A: Two reasons. First, no back-off means every failed attempt is immediately followed by another attempt, wasting CPU. Second, no jitter means multiple goroutines synchronise on the same scheduling rhythm — if two goroutines both retry on every scheduler tick, they collide on every tick. The pattern needs both back-off (slow down) and jitter (desynchronise).


How to Talk About Livelock

In a system design

When the interviewer asks "what about retries?", say something like:

"We retry on transient failures with exponential back-off and decorrelated jitter, capped at some maximum. Every retry honours a context deadline. Each call has a retry budget of, say, three attempts. Server-side, when we return 5xx, we set Retry-After to hint clients. We also publish attempts and success metrics so we can alert on livelock-like patterns."

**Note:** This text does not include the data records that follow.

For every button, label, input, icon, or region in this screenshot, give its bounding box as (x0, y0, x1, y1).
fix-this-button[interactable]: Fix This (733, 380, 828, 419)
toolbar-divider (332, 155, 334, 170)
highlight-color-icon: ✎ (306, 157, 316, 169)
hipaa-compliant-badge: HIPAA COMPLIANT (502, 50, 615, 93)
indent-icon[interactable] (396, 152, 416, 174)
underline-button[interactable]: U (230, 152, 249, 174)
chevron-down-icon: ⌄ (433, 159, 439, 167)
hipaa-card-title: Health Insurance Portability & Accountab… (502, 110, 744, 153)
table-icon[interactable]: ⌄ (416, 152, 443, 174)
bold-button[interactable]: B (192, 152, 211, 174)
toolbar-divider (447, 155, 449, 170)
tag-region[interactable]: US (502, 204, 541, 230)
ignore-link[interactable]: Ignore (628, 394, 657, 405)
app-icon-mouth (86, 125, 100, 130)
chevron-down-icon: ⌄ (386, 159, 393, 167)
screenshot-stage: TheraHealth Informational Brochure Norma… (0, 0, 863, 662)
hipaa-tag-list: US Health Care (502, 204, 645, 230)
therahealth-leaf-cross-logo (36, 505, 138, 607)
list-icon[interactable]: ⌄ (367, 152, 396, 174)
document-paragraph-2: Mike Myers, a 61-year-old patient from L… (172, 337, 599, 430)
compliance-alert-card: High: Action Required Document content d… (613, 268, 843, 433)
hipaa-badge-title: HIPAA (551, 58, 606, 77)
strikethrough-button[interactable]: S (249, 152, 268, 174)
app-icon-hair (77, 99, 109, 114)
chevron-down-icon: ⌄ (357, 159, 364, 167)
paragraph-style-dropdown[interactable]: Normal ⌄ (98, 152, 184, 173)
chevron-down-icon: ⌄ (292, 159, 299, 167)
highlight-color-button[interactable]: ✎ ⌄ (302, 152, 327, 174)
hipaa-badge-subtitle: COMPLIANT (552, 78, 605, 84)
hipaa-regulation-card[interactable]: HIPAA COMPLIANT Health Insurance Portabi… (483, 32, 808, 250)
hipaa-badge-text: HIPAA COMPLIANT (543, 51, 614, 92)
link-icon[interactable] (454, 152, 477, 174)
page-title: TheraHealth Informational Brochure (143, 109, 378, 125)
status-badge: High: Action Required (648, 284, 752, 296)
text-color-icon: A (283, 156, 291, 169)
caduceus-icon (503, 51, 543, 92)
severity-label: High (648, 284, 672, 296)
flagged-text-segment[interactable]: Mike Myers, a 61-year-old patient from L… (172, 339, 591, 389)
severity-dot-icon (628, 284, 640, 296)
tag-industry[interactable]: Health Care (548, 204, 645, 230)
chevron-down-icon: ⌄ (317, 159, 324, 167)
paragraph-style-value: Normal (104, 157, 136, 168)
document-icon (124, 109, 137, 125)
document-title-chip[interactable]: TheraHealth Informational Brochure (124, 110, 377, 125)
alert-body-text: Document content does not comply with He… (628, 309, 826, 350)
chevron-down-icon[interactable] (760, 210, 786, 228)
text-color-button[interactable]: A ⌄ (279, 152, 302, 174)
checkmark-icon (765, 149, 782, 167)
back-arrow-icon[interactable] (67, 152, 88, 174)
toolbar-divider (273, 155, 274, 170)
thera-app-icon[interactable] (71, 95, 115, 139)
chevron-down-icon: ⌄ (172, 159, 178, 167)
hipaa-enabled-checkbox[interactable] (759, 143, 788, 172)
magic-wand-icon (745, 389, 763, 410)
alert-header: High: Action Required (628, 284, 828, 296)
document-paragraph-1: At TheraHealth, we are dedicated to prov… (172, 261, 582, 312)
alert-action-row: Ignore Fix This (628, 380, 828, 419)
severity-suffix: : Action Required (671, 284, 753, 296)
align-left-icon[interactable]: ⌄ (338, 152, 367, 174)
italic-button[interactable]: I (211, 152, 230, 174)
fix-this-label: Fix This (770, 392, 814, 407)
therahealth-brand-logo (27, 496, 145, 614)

This signals you have thought about it and not just "we just retry."

In a debugging story

A good interview story has shape:

"We had an incident where checkout latency exploded under burst load. Symptoms were: CPU at 98%, throughput dropped, no panic, goroutine count stable. We pulled a pprof CPU profile, which showed TryLock and our retry helper at the top. Goroutine dump confirmed: 200 goroutines all in the same retry function. Root cause was a fixed-millisecond sleep with no jitter. Fix was three lines — replace the sleep with a jittered version. We then added attempts/success counters with an alert on the ratio."

The shape: symptom, evidence, root cause, fix, follow-up.

Avoid these phrases

  • "Just add more retries." (Amplifies livelock.)
  • "Just call runtime.Gosched()." (Not a cure.)
  • "Channels prevent this kind of thing." (Sometimes; not always.)
  • "It is just performance." (Livelock with zero throughput is correctness.)

Phrases that signal mastery

  • "Symmetric reaction with no tie-breaker."
  • "Exponential back-off with full / decorrelated jitter."
  • "Bounded retries with context cancellation."
  • "Success-rate metric alongside attempt-rate."
  • "Load shedding on the server side."
  • "Sharded counter instead of CAS loop."
  • "Mutex starvation mode prevents livelock."
  • "Randomised election timeouts."

The interview test for this topic: can you explain livelock to a colleague in two minutes, give one Go example, and give one cure? If yes, you pass the bar. The rest is depth that helps in senior and staff rounds.